Sarah was so beautiful that when she and Abraham fled to Egypt during a famine, her beauty caused Abraham to fear for their safety. Concerned that Pharaoh would kill him and take Sarah for himself, Abraham pretended that he and Sarah were siblings. Pharaoh did take Sarah, but he spared Abraham and gave him many gifts in return. God then punished Pharaoh, allowing Sarah and Abraham to escape Egypt together.

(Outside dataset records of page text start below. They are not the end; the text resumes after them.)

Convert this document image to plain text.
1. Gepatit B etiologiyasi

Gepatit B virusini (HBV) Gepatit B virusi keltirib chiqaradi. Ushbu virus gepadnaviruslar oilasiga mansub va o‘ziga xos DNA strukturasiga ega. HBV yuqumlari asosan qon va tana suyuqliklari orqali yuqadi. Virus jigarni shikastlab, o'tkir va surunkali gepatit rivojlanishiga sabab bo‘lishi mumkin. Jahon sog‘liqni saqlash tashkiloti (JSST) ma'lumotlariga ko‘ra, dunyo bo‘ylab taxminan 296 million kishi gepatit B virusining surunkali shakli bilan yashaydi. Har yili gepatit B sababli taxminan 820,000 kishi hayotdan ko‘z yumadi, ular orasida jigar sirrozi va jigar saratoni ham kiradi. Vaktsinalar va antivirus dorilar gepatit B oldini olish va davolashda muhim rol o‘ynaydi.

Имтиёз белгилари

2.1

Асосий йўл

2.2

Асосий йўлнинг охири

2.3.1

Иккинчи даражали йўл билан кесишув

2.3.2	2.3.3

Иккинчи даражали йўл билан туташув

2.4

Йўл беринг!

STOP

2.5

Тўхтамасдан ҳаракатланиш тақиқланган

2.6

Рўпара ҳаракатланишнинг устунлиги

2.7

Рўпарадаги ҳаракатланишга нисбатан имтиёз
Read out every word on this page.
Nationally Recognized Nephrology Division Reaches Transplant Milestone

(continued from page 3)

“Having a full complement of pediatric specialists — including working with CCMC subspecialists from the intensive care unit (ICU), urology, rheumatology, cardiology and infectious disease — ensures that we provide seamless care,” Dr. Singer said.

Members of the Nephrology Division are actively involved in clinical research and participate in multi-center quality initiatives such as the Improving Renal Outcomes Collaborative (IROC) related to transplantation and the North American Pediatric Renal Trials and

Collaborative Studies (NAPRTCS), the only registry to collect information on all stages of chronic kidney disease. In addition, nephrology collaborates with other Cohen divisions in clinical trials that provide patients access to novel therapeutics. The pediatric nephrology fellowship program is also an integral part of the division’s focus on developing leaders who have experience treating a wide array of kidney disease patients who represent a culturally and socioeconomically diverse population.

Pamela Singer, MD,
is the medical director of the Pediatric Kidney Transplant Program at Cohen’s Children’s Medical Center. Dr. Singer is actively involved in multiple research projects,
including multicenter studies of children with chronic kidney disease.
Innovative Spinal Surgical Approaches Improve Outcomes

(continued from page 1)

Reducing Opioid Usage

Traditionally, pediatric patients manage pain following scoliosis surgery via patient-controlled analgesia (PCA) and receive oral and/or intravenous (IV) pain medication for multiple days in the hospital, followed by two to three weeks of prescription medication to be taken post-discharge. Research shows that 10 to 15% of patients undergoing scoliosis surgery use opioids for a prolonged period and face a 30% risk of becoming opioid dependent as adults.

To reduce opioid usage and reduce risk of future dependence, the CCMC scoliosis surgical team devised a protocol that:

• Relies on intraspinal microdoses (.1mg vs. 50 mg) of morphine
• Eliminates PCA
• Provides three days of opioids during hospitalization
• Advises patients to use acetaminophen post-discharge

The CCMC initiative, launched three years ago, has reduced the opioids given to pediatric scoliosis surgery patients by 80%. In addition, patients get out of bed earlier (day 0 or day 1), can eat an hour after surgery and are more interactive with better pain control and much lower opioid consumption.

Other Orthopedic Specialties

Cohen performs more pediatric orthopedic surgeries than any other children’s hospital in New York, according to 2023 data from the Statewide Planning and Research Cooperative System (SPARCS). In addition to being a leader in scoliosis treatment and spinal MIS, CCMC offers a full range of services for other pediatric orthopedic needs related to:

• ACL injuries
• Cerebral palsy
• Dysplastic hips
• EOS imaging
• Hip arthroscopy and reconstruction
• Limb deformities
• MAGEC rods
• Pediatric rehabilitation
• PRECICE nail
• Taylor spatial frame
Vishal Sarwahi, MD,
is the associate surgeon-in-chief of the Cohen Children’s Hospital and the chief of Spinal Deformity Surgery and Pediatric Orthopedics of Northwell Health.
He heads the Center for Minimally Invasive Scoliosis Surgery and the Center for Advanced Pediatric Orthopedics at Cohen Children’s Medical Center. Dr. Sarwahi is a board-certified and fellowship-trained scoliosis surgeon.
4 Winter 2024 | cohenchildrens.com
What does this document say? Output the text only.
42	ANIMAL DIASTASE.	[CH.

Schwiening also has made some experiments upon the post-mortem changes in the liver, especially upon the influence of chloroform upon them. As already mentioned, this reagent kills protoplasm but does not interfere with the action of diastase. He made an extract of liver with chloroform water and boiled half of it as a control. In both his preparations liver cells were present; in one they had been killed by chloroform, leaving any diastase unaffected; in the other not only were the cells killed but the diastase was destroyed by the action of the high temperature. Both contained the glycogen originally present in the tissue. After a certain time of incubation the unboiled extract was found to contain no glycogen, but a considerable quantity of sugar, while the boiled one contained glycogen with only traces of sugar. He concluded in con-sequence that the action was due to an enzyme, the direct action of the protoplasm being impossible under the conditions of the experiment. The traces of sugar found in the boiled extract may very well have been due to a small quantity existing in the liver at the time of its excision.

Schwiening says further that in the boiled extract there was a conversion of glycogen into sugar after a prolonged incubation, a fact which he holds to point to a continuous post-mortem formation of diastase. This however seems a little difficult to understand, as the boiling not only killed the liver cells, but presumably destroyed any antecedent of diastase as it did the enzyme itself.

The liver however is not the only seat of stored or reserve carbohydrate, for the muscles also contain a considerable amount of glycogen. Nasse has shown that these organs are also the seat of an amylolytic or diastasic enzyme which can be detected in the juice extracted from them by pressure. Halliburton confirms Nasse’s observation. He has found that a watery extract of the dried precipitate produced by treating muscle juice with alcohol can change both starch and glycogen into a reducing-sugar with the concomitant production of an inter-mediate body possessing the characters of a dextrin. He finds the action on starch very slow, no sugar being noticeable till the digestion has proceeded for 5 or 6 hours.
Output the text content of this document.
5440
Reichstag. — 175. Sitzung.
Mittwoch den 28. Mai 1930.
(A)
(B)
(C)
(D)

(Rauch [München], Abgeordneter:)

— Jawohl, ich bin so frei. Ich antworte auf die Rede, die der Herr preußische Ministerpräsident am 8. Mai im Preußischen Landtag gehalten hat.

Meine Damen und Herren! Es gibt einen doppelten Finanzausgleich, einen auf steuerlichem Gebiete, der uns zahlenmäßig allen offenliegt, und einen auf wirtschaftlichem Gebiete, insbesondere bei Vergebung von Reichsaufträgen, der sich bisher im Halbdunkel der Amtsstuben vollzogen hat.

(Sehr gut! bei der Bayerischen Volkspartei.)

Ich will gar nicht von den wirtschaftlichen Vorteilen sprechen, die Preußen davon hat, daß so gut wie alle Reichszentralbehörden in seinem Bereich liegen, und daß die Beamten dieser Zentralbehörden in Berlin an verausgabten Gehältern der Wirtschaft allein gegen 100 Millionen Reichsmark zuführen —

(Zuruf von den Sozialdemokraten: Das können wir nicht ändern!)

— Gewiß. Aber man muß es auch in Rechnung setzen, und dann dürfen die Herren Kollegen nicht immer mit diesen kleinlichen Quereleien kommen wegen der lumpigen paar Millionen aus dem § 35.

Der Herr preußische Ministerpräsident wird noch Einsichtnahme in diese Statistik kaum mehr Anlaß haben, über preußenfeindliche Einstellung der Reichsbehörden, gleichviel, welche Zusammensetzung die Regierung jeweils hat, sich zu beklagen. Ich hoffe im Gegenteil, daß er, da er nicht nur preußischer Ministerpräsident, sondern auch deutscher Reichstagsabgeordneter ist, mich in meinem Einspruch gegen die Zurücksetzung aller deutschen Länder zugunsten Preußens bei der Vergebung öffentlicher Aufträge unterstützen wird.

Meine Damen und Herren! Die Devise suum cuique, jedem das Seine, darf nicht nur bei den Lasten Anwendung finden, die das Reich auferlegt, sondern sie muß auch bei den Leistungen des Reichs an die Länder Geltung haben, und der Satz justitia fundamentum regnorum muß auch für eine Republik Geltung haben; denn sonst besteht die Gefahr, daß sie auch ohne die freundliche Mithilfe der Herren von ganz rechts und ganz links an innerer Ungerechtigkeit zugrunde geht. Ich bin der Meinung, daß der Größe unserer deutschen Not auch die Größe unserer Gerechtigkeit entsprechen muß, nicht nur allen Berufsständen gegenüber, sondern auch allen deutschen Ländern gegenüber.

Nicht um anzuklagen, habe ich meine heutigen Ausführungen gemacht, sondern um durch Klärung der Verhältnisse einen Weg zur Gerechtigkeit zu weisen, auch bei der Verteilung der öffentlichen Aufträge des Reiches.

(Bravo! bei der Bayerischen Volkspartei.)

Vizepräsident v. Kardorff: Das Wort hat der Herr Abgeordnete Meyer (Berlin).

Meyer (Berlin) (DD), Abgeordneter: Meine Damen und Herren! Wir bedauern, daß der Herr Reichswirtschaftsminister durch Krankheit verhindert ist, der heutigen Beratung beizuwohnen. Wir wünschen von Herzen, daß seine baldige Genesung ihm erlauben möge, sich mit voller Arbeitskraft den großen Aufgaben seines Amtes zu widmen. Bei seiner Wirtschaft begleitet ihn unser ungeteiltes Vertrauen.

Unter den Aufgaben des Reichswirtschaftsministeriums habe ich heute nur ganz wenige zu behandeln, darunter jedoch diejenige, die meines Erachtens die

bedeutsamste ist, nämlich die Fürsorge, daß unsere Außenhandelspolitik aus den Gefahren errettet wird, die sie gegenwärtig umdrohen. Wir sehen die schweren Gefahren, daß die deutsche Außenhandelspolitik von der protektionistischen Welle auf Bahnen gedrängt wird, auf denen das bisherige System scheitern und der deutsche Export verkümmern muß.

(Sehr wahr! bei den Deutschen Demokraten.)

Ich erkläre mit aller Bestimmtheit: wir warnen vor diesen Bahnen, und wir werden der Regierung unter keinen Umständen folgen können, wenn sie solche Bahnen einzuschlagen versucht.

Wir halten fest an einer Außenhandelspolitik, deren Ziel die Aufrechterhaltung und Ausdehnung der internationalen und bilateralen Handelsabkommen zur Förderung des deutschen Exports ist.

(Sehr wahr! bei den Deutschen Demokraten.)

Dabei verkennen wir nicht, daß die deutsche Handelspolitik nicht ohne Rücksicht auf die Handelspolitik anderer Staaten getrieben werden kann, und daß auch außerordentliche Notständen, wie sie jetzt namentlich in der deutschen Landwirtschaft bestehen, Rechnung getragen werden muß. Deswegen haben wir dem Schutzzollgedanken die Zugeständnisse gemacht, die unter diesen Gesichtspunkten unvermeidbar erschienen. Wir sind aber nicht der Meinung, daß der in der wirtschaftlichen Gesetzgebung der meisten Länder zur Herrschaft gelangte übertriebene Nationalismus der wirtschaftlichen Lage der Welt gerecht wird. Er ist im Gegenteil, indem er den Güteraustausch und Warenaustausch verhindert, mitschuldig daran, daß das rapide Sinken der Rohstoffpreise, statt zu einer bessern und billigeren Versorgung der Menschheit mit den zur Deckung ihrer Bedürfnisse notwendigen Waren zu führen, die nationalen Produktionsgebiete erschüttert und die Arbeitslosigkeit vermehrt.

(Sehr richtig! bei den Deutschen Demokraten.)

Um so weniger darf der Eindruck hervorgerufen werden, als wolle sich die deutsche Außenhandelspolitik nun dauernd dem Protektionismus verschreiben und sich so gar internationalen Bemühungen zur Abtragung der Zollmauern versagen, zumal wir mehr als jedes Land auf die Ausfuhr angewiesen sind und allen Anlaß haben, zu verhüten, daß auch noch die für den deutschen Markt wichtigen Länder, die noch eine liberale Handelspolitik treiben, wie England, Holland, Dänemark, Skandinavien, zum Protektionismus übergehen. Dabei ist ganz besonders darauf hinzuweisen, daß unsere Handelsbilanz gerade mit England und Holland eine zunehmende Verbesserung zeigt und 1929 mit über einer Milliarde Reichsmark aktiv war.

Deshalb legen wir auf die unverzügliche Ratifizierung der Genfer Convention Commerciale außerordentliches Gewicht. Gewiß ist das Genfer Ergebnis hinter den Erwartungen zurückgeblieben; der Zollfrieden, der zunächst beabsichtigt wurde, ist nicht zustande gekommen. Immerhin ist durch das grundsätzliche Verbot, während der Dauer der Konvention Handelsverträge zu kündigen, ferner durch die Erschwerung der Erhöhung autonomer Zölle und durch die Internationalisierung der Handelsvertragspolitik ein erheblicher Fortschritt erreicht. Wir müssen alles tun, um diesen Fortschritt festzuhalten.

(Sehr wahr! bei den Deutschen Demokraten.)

Although she was beautiful, Sarah was infertile for the majority of her life and could not bear Abraham’s child. Thus, as was the custom, she gave her handmaiden, Hagar, to Abraham so that he could continue his lineage. Hagar then gave birth to Abraham’s first son, Ishmael. After the birth, Sarah’s relationship with Hagar was strained. Hagar no longer respected Sarah, and Sarah became jealous. Finally, Sarah asked Abraham to banish Hagar and her son. According to Jewish tradition, Sarah had more prophetic insight than Abraham, and so Abraham deferred to her wishes.
When Sarah was ninety years old, God told Abraham that she would finally bear his child, causing Abraham to laugh. God insisted, and when Sarah overheard, she laughed as well. But Sarah felt ashamed for doubting God and affirmed her faith. One year later, she gave birth to Isaac, whose line would become the twelve tribes of Israel.
Nearly forty years later, Sarah died in Hebron, at the age of 127. According to some writings, Sarah’s death was related to Abraham’s near sacrifice of Isaac. In one story Satan told Sarah that Abraham had killed Isaac. When she discovered that Isaac had actually survived, she died of joy.
- Sarah is buried with her husband, Abraham, in the Cave of the Patriarchs in Hebron. Their son Isaac and his wife, their grandson Jacob, and his first wife, Leah, are buried there as well.
- The only one of Judaism’s patriarchs and matriarchs not buried in Hebron is Jacob’s second wife, Rachel, who is buried in Bethlehem.